He turned his back and walked out of the kitchen. He did it so significantly that it seemed to the mother there could be only one meaning to the act. He had saved the money and resented being robbed of it. She knew he was something of a coxcomb, and had always been proud that he could look so neat. He had only two suits, a common one and a best one, but even the common one was as brushed and pressed and stylish as if he had a valet. Nevertheless, his great activity and his love of rough-and-tumble skylarking made him hard on clothes in the sense of wear, and the common one was growing shiny at the seams and thin where there was most attrition. A new suit was an urgent necessity; so that if he had a few dollars put away toward getting it, it would be no wonder if it hurt him to be asked to give them up.
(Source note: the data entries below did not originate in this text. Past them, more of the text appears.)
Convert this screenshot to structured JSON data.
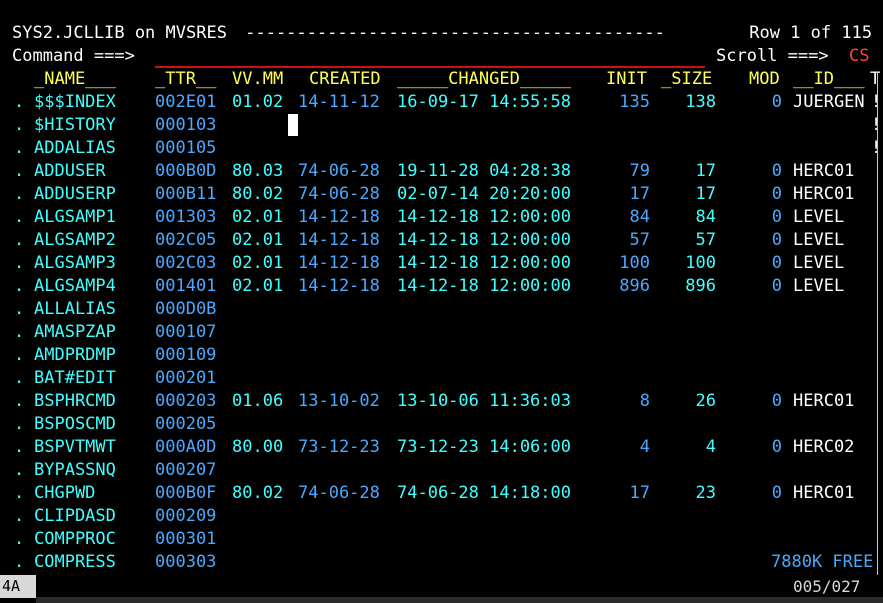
{
  "header": {
    "title": "SYS2.JCLLIB on MVSRES",
    "dashes": " -----------------------------------------",
    "row_info": " Row 1 of 115"
  },
  "command": {
    "label": "Command ===>",
    "value": "",
    "scroll_label": "Scroll ===>",
    "scroll_value": "CS"
  },
  "columns": {
    "name": "_NAME___",
    "ttr": "_TTR__",
    "vvmm": "VV.MM",
    "created": "CREATED",
    "changed": "_____CHANGED_____",
    "init": "INIT",
    "size": "_SIZE",
    "mod": "MOD",
    "id": "__ID___"
  },
  "rows": [
    {
      "sel": ".",
      "name": "$$$INDEX",
      "ttr": "002E01",
      "vv": "01.02",
      "created": "14-11-12",
      "changed": "16-09-17 14:55:58",
      "init": "135",
      "size": "138",
      "mod": "0",
      "id": "JUERGEN",
      "flag": "!"
    },
    {
      "sel": ".",
      "name": "$HISTORY",
      "ttr": "000103",
      "vv": "",
      "created": "",
      "changed": "",
      "init": "",
      "size": "",
      "mod": "",
      "id": "",
      "flag": "!"
    },
    {
      "sel": ".",
      "name": "ADDALIAS",
      "ttr": "000105",
      "vv": "",
      "created": "",
      "changed": "",
      "init": "",
      "size": "",
      "mod": "",
      "id": "",
      "flag": "!"
    },
    {
      "sel": ".",
      "name": "ADDUSER",
      "ttr": "000B0D",
      "vv": "80.03",
      "created": "74-06-28",
      "changed": "19-11-28 04:28:38",
      "init": "79",
      "size": "17",
      "mod": "0",
      "id": "HERC01",
      "flag": ""
    },
    {
      "sel": ".",
      "name": "ADDUSERP",
      "ttr": "000B11",
      "vv": "80.02",
      "created": "74-06-28",
      "changed": "02-07-14 20:20:00",
      "init": "17",
      "size": "17",
      "mod": "0",
      "id": "HERC01",
      "flag": ""
    },
    {
      "sel": ".",
      "name": "ALGSAMP1",
      "ttr": "001303",
      "vv": "02.01",
      "created": "14-12-18",
      "changed": "14-12-18 12:00:00",
      "init": "84",
      "size": "84",
      "mod": "0",
      "id": "LEVEL",
      "flag": ""
    },
    {
      "sel": ".",
      "name": "ALGSAMP2",
      "ttr": "002C05",
      "vv": "02.01",
      "created": "14-12-18",
      "changed": "14-12-18 12:00:00",
      "init": "57",
      "size": "57",
      "mod": "0",
      "id": "LEVEL",
      "flag": ""
    },
    {
      "sel": ".",
      "name": "ALGSAMP3",
      "ttr": "002C03",
      "vv": "02.01",
      "created": "14-12-18",
      "changed": "14-12-18 12:00:00",
      "init": "100",
      "size": "100",
      "mod": "0",
      "id": "LEVEL",
      "flag": ""
    },
    {
      "sel": ".",
      "name": "ALGSAMP4",
      "ttr": "001401",
      "vv": "02.01",
      "created": "14-12-18",
      "changed": "14-12-18 12:00:00",
      "init": "896",
      "size": "896",
      "mod": "0",
      "id": "LEVEL",
      "flag": ""
    },
    {
      "sel": ".",
      "name": "ALLALIAS",
      "ttr": "000D0B",
      "vv": "",
      "created": "",
      "changed": "",
      "init": "",
      "size": "",
      "mod": "",
      "id": "",
      "flag": ""
    },
    {
      "sel": ".",
      "name": "AMASPZAP",
      "ttr": "000107",
      "vv": "",
      "created": "",
      "changed": "",
      "init": "",
      "size": "",
      "mod": "",
      "id": "",
      "flag": ""
    },
    {
      "sel": ".",
      "name": "AMDPRDMP",
      "ttr": "000109",
      "vv": "",
      "created": "",
      "changed": "",
      "init": "",
      "size": "",
      "mod": "",
      "id": "",
      "flag": ""
    },
    {
      "sel": ".",
      "name": "BAT#EDIT",
      "ttr": "000201",
      "vv": "",
      "created": "",
      "changed": "",
      "init": "",
      "size": "",
      "mod": "",
      "id": "",
      "flag": ""
    },
    {
      "sel": ".",
      "name": "BSPHRCMD",
      "ttr": "000203",
      "vv": "01.06",
      "created": "13-10-02",
      "changed": "13-10-06 11:36:03",
      "init": "8",
      "size": "26",
      "mod": "0",
      "id": "HERC01",
      "flag": ""
    },
    {
      "sel": ".",
      "name": "BSPOSCMD",
      "ttr": "000205",
      "vv": "",
      "created": "",
      "changed": "",
      "init": "",
      "size": "",
      "mod": "",
      "id": "",
      "flag": ""
    },
    {
      "sel": ".",
      "name": "BSPVTMWT",
      "ttr": "000A0D",
      "vv": "80.00",
      "created": "73-12-23",
      "changed": "73-12-23 14:06:00",
      "init": "4",
      "size": "4",
      "mod": "0",
      "id": "HERC02",
      "flag": ""
    },
    {
      "sel": ".",
      "name": "BYPASSNQ",
      "ttr": "000207",
      "vv": "",
      "created": "",
      "changed": "",
      "init": "",
      "size": "",
      "mod": "",
      "id": "",
      "flag": ""
    },
    {
      "sel": ".",
      "name": "CHGPWD",
      "ttr": "000B0F",
      "vv": "80.02",
      "created": "74-06-28",
      "changed": "74-06-28 14:18:00",
      "init": "17",
      "size": "23",
      "mod": "0",
      "id": "HERC01",
      "flag": ""
    },
    {
      "sel": ".",
      "name": "CLIPDASD",
      "ttr": "000209",
      "vv": "",
      "created": "",
      "changed": "",
      "init": "",
      "size": "",
      "mod": "",
      "id": "",
      "flag": ""
    },
    {
      "sel": ".",
      "name": "COMPPROC",
      "ttr": "000301",
      "vv": "",
      "created": "",
      "changed": "",
      "init": "",
      "size": "",
      "mod": "",
      "id": "",
      "flag": ""
    },
    {
      "sel": ".",
      "name": "COMPRESS",
      "ttr": "000303",
      "vv": "",
      "created": "",
      "changed": "",
      "init": "",
      "size": "",
      "mod": "",
      "id": "",
      "flag": ""
    }
  ],
  "free_space": "7880K FREE",
  "edge_marker": "T",
  "status": {
    "session": "4A",
    "cursor_pos": "005/027"
  },
  "colors": {
    "background": "#000000",
    "text_white": "#ffffff",
    "text_yellow": "#ffff54",
    "text_turquoise": "#40ffff",
    "text_blue": "#4aa8ff",
    "text_red": "#ff4040"
  }
}
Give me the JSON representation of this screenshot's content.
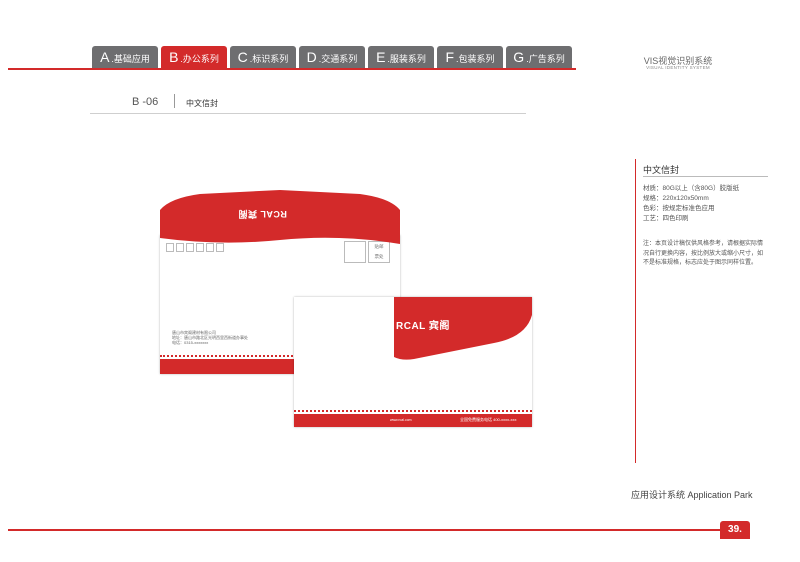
{
  "tabs": [
    {
      "letter": "A",
      "label": ".基础应用"
    },
    {
      "letter": "B",
      "label": ".办公系列"
    },
    {
      "letter": "C",
      "label": ".标识系列"
    },
    {
      "letter": "D",
      "label": ".交通系列"
    },
    {
      "letter": "E",
      "label": ".服装系列"
    },
    {
      "letter": "F",
      "label": ".包装系列"
    },
    {
      "letter": "G",
      "label": ".广告系列"
    }
  ],
  "header": {
    "vis_title": "VIS视觉识别系统",
    "vis_subtitle": "VISUAL IDENTITY SYSTEM"
  },
  "section": {
    "code": "B -06",
    "name": "中文信封"
  },
  "panel": {
    "title": "中文信封",
    "specs": [
      "材质：80G以上（含80G）胶版纸",
      "规格：220x120x50mm",
      "色彩：按规定标准色应用",
      "工艺：四色印刷"
    ],
    "note": "注：本页设计稿仅供风格参考，请根据实际情况自行更换内容，按比例放大或缩小尺寸，如不是标准规格，标志应处于图示同样位置。"
  },
  "envelope": {
    "logo_en": "RCAL",
    "logo_cn": "宾阁",
    "stamp_text": [
      "贴",
      "邮",
      "票",
      "处"
    ],
    "address": [
      "唐山市宾阁建材有限公司",
      "地址：唐山市路北区光明西里西街道办事处",
      "电话：0315-xxxxxxx"
    ],
    "url": "www.rcal.com",
    "hotline": "全国免费服务电话   400-xxxx-xxx"
  },
  "footer": {
    "app_text": "应用设计系统  Application Park",
    "page_number": "39."
  },
  "colors": {
    "brand_red": "#d32a2a",
    "tab_gray": "#6e6e70"
  }
}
But Teddy had no few dollars put away. When the fund for the new suit could be counted otherwise than in pennies, some special need had always swept it into the family treasury. Teddy had let it go without a sigh. He would have let it go without a sigh to-day, only that he had nothing saved. Being naturally of a loving, care-taking disposition, it meant more to him that Gussie or Gladys should have a new pair of shoes than that he should be able to emulate Fred Inglis in ordering a suit at Love's.
Having left the kitchen, he did not go farther than the living room, where, Gussie having taken herself upstairs, Gladys was drying her eyes. He merely walked to the end of the room, his hands in his pockets, as he stared above one of the hydrangea trees into Indiana Avenue. The windows being open, the voices of playing children mingled with the even-song of birds. To Teddy, there was mockery in these cheerful sounds. There was mockery in the westering May sunshine, mockery in the groups of girls, bareheaded and arm in arm, as they strolled toward Palisade Walk; mockery in the ruddy-faced men who watered their shrubs and grass; mockery in the aproned women who came to windows or doors in the intervals of preparing supper. It all spoke of a homey comfort and content, with no bluff behind it. In the Follett house all was bluff—and misery.
Somehow, for reasons he couldn't fathom, the cutting off of the gas from the range seemed the last humiliation. In the matter of food, if one thing was too dear, you could eat another. So it was in the whole round of essentials in living. You could get a substitute or you could go without. But for heat there was no substitute, and you couldn't go without it. It ranked with clothes and shelter as a necessity even among savages. And yet here they were, a civilized family, living in a civilized house, in a suburb of New York, deprived of what even Micmacs could have at will. It was one of the happenings that could never have been foreseen as possibilities.
His hands being in his pockets, Teddy fingered the twenty-dollar bill. He did this unconsciously, merely because it was there. It did occur to him to wish it was his own; but his wishes went no farther.
They had gone no farther when he swung on his heel to go back to the kitchen. He must tell his mother that he didn't have fifteen dollars put away. He hadn't done so at once merely because his emotions had been too strong for him.
He pulled his burly figure down the length of the room as one who has to drag himself along. If he had only been Fred Inglis, he would have handed his mother a sheaf of bills with instructions to buy all she wanted. Why couldn't he, Teddy Follett, do the same? He was, as Gussie phrased it, a great big fellow of twenty-one—and his value was only eighteen per. He had proved that to his own satisfaction, for in secretly trying to unearth a better place he had been offered less than he got at Collingham & Law's.
What were the shackles that bound him? Were they of his own creation, or were they forced on him by the world outside? He was as industrious as his father had been, and, except for a tendency to do his work with a broad grin, just as wholehearted. If good intentions had commercial value, both father and son should have been rated high; but here was his father a bit of old junk, while he himself, having reached man's estate, having served his country, having tacitly offered himself to the limit of his strength, was rewarded with a wage on which he could hardly live, to say nothing of helping others live.
Madly, wildly, these thoughts churned in his mind as he lurched down the room toward the kitchen, while Pansy watched him with a look into which she was putting all her soul.
He knew what he would say. He would say: "Ma, it's no go. I haven't a red cent. We've got to eat cold and wash cold till Saturday, anyhow. We'll not look farther ahead than that. When Saturday comes, we'll see."